L’édition 2025 du rapport Planetary Health Check est sortie en septembre 2025. C’est le deuxième ouvrage du projet Planetary Boundaries Science (PBScience) lancé en 2023 qui évalue l’état de santé de notre planète. À partir des plus récentes données scientifiques et de modèles de simulations avancés, le rapport illustre notre position sur les 9 limites planétaires identifiées. Introduites en 2009 par un groupe de 28 scientifiques du Stockholm Resilience Centre, elles correspondent aux processus naturels qui régulent la stabilité, la résilience et les fonctions vitales de notre planète, « comme un bilan sanguin pour le corps humain. », aiment à comparer les auteurs du rapport. Les limites planétaires sont les suivantes : l’état de la couche d’ozone stratosphérique, le niveau de charge atmosphérique en aérosols, l’acidification des océans, les changements affectant l’eau douce, les changements sur le système terrestre, le changement climatique, la modification des flux biogéochimiques, l’introduction de nouvelles entités et le changement dans l’intégrité de la biosphère. Depuis des décennies, les activités humaines ont profondément affecté l’intégrité et la résilience de la planète, en témoigne un dépassement en 2025 de sept limites planétaires sur neuf.

L’acidification des océans

Pour la première fois en 2025, la limite concernant l’acidification des océans a été franchie. Celle-ci est calculée à partir du taux de saturation en aragonite, un élément que les organismes marins utilisent pour produire leurs coquilles et/ou squelettes. À cause des émissions de gaz à effet de serre, en particulier du CO2, une cascade de réactions chimiques s’opère. Davantage d’acide carbonique se forme dans l’océan, ce qui réduit le potentiel hydrogène (pH). Cela a pour conséquence de limiter la quantité de carbonate pour la faune marine (coquillages, coraux, mollusques, planctons). Ce taux est évalué à 2,84 Ωarag contre une limite fixée à 2,86 Ωarag. « Les organismes marins sont de plus en plus menacés, avec des signes de dommages à leurs coquilles. », commentent les scientifiques.

On estime que depuis le début de la révolution industrielle, le pH de l’océan est passé de 8,2 à 8,1, ce qui représente une hausse de 30 % de l’acidité du milieu. L’acidification des océans menace d’une part la vie marine, et, d’autre part, la capacité de ce milieu à stocker le CO2. En effet, l’océan est le deuxième plus grand réservoir à carbone de la planète. Par conséquent, ce constat est alarmant pour les écosystèmes terrestres qui dépendent aussi d’un océan sain.

Avant 2025, 6 limites étaient déjà franchies

Le rapport distingue les limites planétaires, seuils à partir desquels le risque de perte de stabilité, de survie et de la capacité de la nature à absorber les chocs et les dommages augmente, des limites à haut risque, où il existe un risque plus élevé de dommages graves et irréversibles aux fonctions planétaires clés.

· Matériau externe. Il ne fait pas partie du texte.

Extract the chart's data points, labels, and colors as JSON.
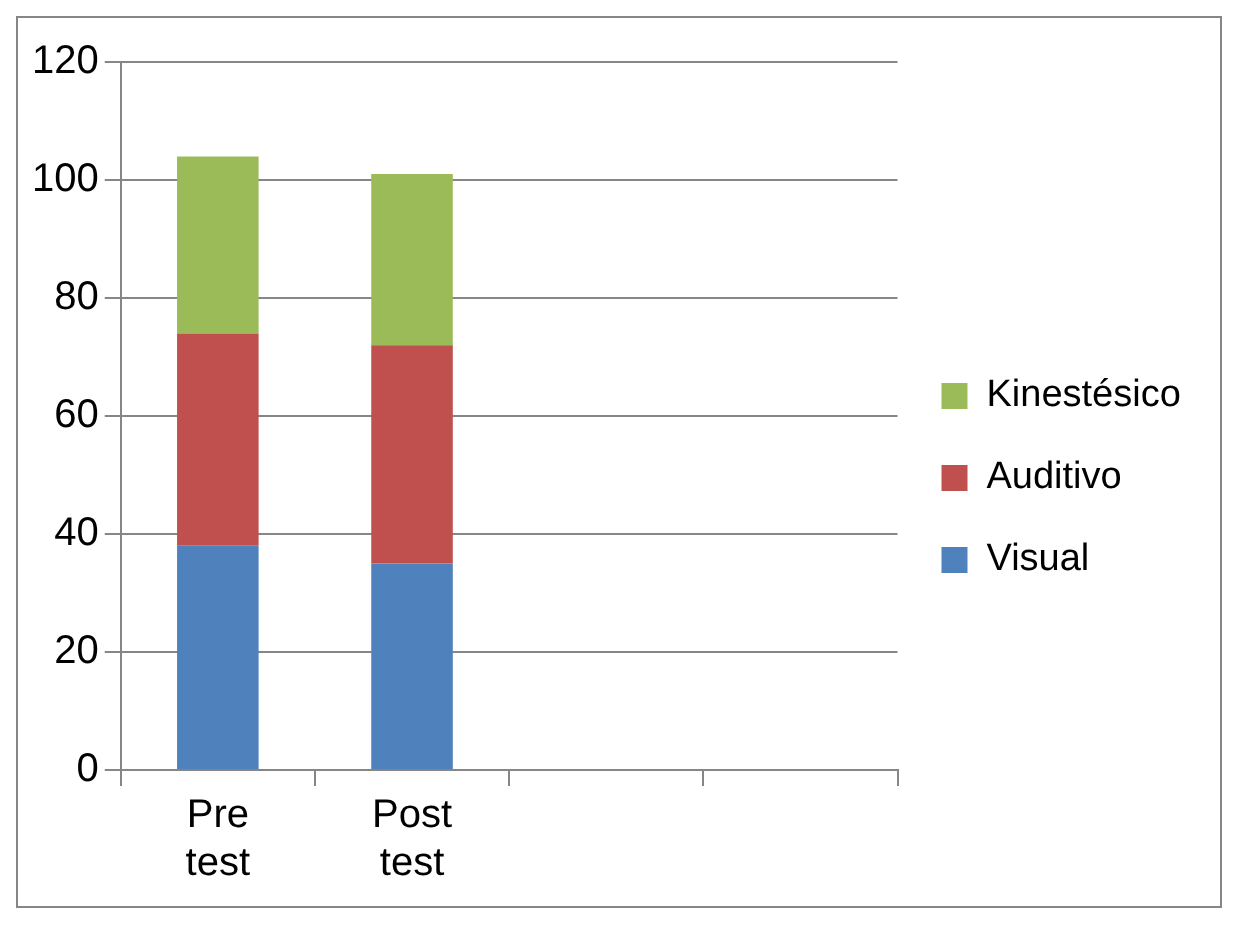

Le climat de la planète est bien au-delà de la limite planétaire définie par le rapport et proche de sa zone à haut risque. La concentration en CO2 dans l’atmosphère est ainsi évaluée à 423 ppm (partie par millions) en 2025, alors que sa limite est fixée à 350 ppm. On observe que l’Arctique est la zone affectée le plus rapidement par le réchauffement climatique. Par ailleurs, des « points chauds » se manifestent de plus en plus dans les zones urbaines, avec des émissions en hausse de méthane et de protoxyde d’azote, autres gaz à effet de serre préoccupants.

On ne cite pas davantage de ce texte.